Póki co wiadomo, ze Klubowe Mistrzostwa Świata odbędą się w Polsce w trzech miastach, a jednym z nich jest Rzeszów. Dwa pozostałe są na razie trzymane w tajemnicy.

- Dla nas to okazja, by pokazać i wypromować najlepszych zawodników w różnych ośrodkach w Polsce. Żaden z nich nie powtórzy się w stosunku do tego, co było w zeszłym roku. To będą obiekty optymalne do tej imprezy. W Rzeszowie turniej się odbędzie, to nie jest tajemnicą. A PGE Skra... myślę, że nie będzie miała daleko - zdradza Tomasz Cieślik, prezes Professional Sports Events zajmującej się organizacją Klubowych MŚ.

ZOBACZ WIDEO: WP Express: Tenis dla najmłodszych

Wiele wskazuje więc na Częstochowę, która - według naszych informacji - jest zainteresowana organizacją imprezy. Ta kwestia ma wyjaśnić się do końca tygodnia.

Także w ciągu najbliższych dni mamy poznać ósmego uczestnika turnieju. Jak na razie na liście są triumfatorzy Ligi Mistrzów w Europie (Zenit Kazań), Ameryce Południowej (Sada Cruzeiro) i Azji (Khatam Ardakan). PGE Skra wystąpi w roli gospodarza. Dzikie karty, obok Asseco Resovii, otrzymały też Cucine Lube Civitanova oraz Fakieł Nowy Urengoj.

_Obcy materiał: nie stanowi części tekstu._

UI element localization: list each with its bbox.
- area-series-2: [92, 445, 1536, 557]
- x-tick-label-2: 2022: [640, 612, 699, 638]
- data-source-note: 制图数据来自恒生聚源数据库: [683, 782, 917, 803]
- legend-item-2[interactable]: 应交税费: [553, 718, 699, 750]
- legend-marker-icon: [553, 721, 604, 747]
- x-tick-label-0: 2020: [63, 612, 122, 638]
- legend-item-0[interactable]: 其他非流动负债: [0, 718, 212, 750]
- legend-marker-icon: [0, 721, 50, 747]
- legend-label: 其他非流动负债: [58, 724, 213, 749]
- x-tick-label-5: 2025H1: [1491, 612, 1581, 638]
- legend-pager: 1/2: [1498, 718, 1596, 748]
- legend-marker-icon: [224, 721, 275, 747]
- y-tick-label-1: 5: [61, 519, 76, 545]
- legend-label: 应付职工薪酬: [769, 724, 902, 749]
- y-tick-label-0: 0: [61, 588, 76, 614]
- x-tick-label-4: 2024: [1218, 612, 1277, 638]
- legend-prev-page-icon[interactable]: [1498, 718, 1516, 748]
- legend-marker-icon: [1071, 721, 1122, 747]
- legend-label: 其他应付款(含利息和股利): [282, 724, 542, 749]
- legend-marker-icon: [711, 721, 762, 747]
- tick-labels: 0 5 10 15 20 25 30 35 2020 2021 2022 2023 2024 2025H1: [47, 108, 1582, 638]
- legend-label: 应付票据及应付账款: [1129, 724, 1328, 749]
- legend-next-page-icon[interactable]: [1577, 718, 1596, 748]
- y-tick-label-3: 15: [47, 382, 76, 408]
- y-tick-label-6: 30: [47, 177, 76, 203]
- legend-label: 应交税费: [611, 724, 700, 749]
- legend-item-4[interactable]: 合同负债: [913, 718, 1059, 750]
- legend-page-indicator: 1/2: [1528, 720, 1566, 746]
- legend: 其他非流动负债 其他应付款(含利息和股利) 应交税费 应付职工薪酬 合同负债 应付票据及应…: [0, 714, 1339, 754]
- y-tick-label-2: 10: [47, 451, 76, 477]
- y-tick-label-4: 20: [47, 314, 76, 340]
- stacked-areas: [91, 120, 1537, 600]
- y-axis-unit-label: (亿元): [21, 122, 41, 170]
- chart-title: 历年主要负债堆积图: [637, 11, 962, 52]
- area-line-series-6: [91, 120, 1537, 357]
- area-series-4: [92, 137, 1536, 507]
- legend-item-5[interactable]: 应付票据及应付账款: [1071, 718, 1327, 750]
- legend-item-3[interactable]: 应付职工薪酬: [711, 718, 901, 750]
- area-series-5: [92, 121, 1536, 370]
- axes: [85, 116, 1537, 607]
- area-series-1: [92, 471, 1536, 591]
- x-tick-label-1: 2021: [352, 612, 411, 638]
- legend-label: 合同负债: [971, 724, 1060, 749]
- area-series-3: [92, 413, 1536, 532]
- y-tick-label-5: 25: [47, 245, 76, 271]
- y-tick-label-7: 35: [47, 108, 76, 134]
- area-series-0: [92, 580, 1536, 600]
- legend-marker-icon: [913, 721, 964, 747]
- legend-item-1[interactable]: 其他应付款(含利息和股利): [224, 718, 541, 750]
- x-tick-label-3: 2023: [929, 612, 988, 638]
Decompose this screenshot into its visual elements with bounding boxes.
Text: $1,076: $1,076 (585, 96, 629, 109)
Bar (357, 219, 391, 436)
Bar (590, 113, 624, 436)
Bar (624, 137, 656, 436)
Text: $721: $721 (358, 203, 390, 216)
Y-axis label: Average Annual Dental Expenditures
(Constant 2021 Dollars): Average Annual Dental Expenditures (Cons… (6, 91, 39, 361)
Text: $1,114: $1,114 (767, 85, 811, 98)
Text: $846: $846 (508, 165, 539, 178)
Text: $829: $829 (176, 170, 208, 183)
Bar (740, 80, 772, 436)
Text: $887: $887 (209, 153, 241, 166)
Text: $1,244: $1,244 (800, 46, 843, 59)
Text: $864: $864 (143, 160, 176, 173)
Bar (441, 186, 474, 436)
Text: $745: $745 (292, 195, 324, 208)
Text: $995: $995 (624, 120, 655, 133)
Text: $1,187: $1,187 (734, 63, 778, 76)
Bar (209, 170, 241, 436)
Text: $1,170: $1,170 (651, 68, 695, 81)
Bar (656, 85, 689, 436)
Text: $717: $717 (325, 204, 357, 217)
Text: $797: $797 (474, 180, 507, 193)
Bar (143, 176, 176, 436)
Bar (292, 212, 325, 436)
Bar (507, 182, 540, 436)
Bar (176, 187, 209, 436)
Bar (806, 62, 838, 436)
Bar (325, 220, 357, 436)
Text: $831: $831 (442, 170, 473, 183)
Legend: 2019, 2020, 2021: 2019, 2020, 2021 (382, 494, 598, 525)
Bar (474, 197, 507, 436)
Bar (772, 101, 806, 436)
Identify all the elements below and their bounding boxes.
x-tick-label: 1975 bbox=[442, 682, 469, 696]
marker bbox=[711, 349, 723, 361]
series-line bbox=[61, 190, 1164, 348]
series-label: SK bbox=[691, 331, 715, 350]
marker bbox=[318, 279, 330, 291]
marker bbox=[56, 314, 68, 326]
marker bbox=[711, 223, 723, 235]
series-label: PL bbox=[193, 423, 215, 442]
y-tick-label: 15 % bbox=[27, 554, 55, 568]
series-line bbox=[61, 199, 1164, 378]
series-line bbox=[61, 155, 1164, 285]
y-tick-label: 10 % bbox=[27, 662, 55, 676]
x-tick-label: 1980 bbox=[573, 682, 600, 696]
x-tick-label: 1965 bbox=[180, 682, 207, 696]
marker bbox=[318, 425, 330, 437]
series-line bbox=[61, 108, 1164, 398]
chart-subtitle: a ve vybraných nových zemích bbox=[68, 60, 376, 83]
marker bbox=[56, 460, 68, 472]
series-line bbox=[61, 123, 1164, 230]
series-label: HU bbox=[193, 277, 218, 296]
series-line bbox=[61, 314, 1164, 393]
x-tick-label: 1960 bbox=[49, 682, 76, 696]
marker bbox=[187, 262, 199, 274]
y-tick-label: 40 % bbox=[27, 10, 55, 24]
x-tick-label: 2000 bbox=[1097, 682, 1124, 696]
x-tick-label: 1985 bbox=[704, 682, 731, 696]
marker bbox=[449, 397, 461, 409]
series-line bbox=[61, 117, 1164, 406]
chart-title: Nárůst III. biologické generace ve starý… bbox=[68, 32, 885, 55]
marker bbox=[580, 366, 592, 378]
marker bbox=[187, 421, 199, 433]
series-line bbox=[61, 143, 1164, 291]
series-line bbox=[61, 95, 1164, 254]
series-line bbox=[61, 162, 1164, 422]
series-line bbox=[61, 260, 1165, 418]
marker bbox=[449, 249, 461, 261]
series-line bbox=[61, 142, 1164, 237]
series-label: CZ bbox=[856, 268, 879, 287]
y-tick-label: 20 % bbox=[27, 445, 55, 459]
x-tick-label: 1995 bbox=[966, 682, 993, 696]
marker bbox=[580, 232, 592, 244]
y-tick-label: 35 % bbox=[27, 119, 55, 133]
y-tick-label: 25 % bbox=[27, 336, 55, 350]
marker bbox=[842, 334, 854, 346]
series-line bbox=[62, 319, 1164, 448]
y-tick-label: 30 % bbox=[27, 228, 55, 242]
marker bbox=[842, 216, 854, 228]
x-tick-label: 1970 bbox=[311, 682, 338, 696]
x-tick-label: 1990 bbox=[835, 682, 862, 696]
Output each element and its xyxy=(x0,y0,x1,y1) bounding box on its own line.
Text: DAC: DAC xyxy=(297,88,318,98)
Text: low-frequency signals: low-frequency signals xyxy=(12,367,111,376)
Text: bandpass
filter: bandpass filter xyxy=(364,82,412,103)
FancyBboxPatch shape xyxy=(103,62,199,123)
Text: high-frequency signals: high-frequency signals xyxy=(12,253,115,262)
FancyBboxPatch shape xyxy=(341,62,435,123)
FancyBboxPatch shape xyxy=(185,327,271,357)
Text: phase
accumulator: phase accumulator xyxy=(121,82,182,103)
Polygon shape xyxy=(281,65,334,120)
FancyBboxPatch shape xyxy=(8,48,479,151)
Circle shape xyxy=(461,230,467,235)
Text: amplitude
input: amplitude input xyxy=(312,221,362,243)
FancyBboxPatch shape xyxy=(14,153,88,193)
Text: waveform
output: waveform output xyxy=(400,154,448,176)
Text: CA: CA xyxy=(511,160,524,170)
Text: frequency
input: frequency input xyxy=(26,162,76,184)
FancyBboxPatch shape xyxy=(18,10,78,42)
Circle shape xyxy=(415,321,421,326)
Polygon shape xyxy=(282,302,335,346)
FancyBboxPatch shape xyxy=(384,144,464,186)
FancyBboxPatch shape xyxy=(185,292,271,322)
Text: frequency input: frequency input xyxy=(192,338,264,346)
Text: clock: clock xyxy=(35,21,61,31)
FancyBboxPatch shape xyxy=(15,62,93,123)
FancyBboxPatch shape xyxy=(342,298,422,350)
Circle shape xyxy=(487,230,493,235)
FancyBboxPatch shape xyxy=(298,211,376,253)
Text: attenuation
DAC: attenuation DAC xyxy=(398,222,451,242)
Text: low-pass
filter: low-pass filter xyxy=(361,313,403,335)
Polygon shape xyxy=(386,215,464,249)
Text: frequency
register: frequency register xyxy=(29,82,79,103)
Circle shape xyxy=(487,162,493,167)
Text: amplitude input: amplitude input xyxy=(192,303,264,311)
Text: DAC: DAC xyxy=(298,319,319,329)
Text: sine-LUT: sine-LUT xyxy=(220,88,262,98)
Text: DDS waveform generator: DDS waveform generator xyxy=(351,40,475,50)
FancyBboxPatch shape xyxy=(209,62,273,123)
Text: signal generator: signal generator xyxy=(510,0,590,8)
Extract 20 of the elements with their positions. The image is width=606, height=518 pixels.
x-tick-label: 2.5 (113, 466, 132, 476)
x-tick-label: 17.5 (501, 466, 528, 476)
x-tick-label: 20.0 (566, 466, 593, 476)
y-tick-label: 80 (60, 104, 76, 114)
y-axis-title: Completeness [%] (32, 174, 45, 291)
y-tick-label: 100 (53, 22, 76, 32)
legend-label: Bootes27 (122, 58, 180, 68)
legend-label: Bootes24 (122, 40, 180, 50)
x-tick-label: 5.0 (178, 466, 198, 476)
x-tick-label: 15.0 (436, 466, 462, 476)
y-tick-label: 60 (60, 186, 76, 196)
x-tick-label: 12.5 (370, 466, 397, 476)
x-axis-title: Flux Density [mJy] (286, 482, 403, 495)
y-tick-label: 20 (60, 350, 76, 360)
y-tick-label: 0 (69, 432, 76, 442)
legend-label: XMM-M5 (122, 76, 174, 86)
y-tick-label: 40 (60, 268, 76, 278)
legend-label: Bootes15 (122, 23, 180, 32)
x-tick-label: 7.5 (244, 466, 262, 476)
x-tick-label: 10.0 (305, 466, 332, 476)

Rozmowy z ostatnią drużyną są już na finiszu.

- Ja już wiem, jaki to jest zespół, ale dopóki nie dokonają się formalności światowej federacji, nie będziemy tego komunikować - mówi Cieślik - Nie robimy licytacji, nie pytamy, kto da więcej. Staramy się z kolegami z FIVB nadać turniejowi taką rangę, jaką powinien mieć. Ubiegłoroczna edycja pokazała, że serce klubowej siatkówki bije w Europie - dodaje.

Format turnieju pozostanie ten sam. Osiem zespołów zostanie podzielonych na dwie czterozespołowe grupy, z który do półfinałów awansują po dwie najlepsze. Jedyną różnicą będzie rozłożenie zawodów na więcej dni. - Każda grupa będzie miała jeden dzień odpoczynku. Dzięki temu kibice będą mogli zobaczyć więcej meczów na żywo - podkreślił Tomasz Cieślik.

Klubowe Mistrzostwa Świata mężczyzn rozpoczną się 25 listopada. Finał przewidziano na 2 grudnia.